DISCORSO DI GIOVANNI PAOLO II
AI FEDELI DI VARALLO

Sacro Monte di Varallo (Vercelli) - Sabato, 3 novembre 1984

 

Carissimi fratelli e sorelle di Varallo e dell’intera diocesi di Novara!

1. Con intensa commozione ho percorso alcune tappe dell’Itinerario della croce su questo Sacro Monte di Varallo. Nel mio pellegrinaggio sulle orme di san Carlo, questo che sto vivendo, insieme con voi, è un momento particolarmente denso di significato. Sento vibrare qui lo spirito del grande pastore della Chiesa ambrosiana in quello che fu e rimane l’aspetto centrale della sua spiritualità e del suo ministero: il culto per la passione e morte del Signore.

San Carlo era particolarmente attratto dai misteri della vita sofferente del Cristo. Ne attingeva sprone alle mortificazioni a cui assoggettava il proprio corpo, e insieme quel vigore di fede che sapeva inculcare negli altri.
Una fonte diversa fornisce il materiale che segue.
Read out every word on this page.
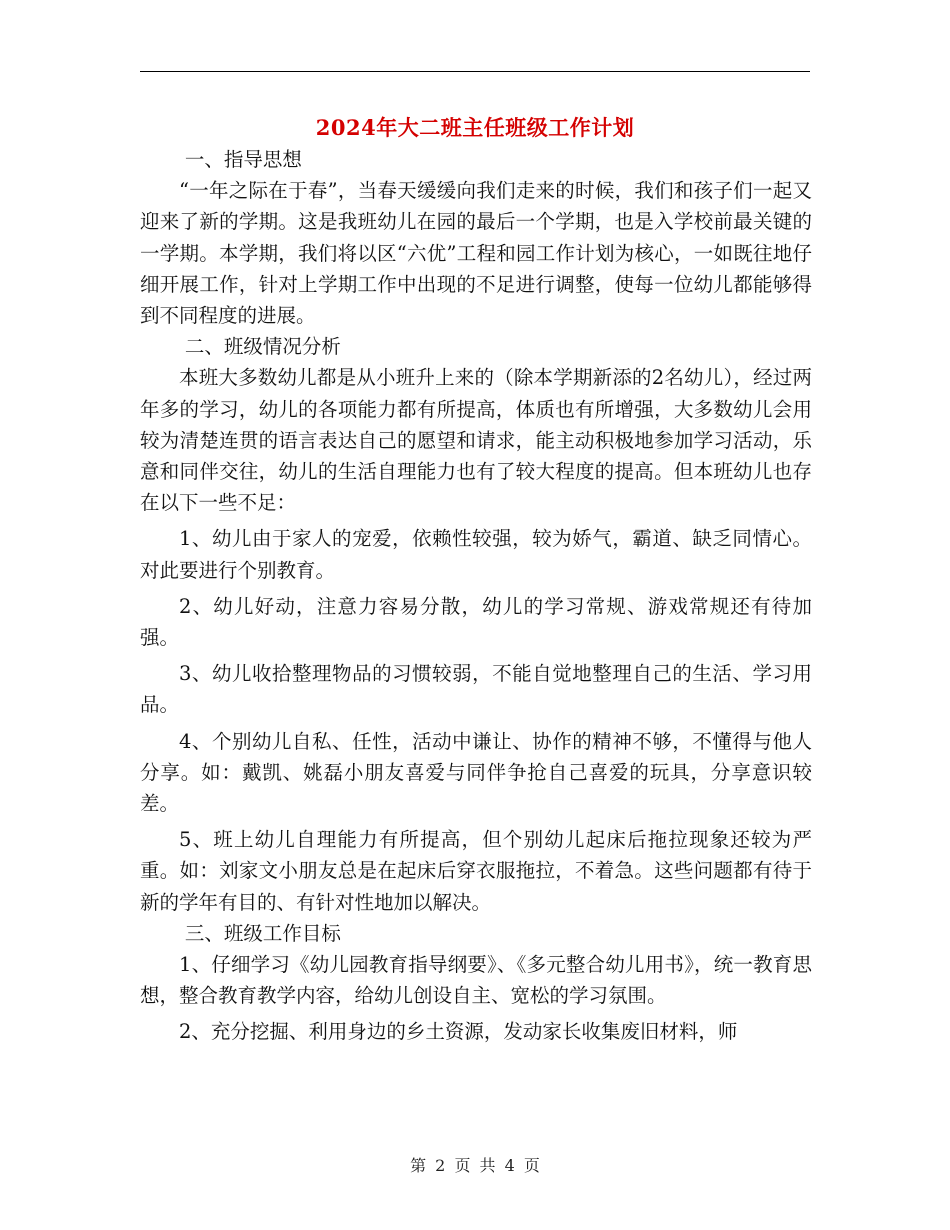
2024年大二班主任班级工作计划

一、指导思想

“一年之际在于春”，当春天缓缓向我们走来的时候，我们和孩子们一起又迎来了新的学期。这是我班幼儿在园的最后一个学期，也是入学校前最关键的一学期。本学期，我们将以区“六优”工程和园工作计划为核心，一如既往地仔细开展工作，针对上学期工作中出现的不足进行调整，使每一位幼儿都能够得到不同程度的进展。

二、班级情况分析

本班大多数幼儿都是从小班升上来的（除本学期新添的2名幼儿），经过两年多的学习，幼儿的各项能力都有所提高，体质也有所增强，大多数幼儿会用较为清楚连贯的语言表达自己的愿望和请求，能主动积极地参加学习活动，乐意和同伴交往，幼儿的生活自理能力也有了较大程度的提高。但本班幼儿也存在以下一些不足：

1、幼儿由于家人的宠爱，依赖性较强，较为娇气，霸道、缺乏同情心。对此要进行个别教育。

2、幼儿好动，注意力容易分散，幼儿的学习常规、游戏常规还有待加强。

3、幼儿收拾整理物品的习惯较弱，不能自觉地整理自己的生活、学习用品。

4、个别幼儿自私、任性，活动中谦让、协作的精神不够，不懂得与他人分享。如：戴凯、姚磊小朋友喜爱与同伴争抢自己喜爱的玩具，分享意识较差。

5、班上幼儿自理能力有所提高，但个别幼儿起床后拖拉现象还较为严重。如：刘家文小朋友总是在起床后穿衣服拖拉，不着急。这些问题都有待于新的学年有目的、有针对性地加以解决。

三、班级工作目标

1、仔细学习《幼儿园教育指导纲要》、《多元整合幼儿用书》，统一教育思想，整合教育教学内容，给幼儿创设自主、宽松的学习氛围。

2、充分挖掘、利用身边的乡土资源，发动家长收集废旧材料，师

第 2 页 共 4 页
Ben possiamo dire di lui che ha applicato alla lettera la fondamentale parola del divino Maestro: “Se qualcuno vuol venire dietro di me, rinneghi se stesso, prenda la sua croce e mi segua” (Mt 16, 24).
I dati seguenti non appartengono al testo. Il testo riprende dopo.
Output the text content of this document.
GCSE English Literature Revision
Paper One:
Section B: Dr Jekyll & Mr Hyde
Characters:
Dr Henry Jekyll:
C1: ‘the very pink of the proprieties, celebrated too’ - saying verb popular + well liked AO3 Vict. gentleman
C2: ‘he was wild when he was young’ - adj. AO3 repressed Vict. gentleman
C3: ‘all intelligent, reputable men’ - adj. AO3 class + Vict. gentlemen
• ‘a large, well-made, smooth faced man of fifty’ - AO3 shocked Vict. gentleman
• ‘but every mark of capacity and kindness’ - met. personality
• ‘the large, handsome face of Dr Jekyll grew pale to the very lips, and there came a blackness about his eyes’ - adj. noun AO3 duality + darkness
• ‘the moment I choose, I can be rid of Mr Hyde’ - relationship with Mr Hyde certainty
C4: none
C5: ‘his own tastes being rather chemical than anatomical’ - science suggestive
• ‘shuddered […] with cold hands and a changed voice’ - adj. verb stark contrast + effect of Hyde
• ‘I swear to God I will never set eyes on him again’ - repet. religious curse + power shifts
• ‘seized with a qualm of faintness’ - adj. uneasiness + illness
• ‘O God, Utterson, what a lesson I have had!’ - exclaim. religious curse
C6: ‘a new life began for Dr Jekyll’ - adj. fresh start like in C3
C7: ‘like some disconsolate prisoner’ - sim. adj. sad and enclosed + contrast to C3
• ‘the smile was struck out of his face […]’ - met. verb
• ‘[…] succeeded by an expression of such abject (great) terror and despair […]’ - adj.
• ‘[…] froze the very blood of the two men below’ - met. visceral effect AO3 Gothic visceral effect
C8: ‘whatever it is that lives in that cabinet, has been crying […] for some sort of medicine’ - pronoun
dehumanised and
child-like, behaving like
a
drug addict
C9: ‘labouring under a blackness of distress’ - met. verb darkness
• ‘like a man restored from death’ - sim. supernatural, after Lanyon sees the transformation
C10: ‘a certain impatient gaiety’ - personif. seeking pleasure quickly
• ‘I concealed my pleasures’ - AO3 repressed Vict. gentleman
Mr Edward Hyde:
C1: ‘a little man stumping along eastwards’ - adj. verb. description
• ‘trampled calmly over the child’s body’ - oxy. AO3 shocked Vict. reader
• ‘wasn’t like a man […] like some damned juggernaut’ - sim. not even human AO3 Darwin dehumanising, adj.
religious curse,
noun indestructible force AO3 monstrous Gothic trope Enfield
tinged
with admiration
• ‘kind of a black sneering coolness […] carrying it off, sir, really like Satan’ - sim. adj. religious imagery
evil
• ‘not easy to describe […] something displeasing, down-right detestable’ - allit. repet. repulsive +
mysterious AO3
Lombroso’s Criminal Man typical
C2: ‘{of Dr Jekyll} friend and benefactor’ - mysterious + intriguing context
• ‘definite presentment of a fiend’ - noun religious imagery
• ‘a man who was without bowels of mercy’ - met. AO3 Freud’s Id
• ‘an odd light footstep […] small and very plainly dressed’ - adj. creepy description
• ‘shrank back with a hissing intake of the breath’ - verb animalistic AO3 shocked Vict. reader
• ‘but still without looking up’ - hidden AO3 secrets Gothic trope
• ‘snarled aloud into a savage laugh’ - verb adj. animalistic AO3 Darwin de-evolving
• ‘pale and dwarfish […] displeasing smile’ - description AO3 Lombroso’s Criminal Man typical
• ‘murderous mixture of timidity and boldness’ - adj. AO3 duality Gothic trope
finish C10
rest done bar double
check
In molti modi san Carlo ha dimostrato la sua profonda partecipazione alla vita dolorosa del Figlio di Dio. In Milano prediligeva la chiesa del Santo Sepolcro. Quando non si trovava lontano per le sue innumerevoli visite pastorali, vi si recava ogni mercoledì e venerdì pomeriggio, e là incantava i fedeli con i sermoni sulla Via Crucis.

Nutriva inoltre grande devozione per la reliquia del Santo Chiodo, che portò processionalmente per le vie della città in un dimesso abito di penitenza nel drammatico travaglio della peste.

Ma è a questo Sacro Monte di Varallo che egli era particolarmente assiduo. Lo aveva denominato “Nuova Gerusalemme”, e ogniqualvolta gli era possibile vi trascorreva giornate o nottate di raccoglimento. Meditava la passione del Signore rifacendone il cammino e fermandosi in pia meditazione dinanzi alle cappelle, ammirevoli testimonianze di pietà e d’arte. La permanenza più lunga e memorabile in questo mistico luogo precedette di pochi giorni il suo passaggio all’eternità.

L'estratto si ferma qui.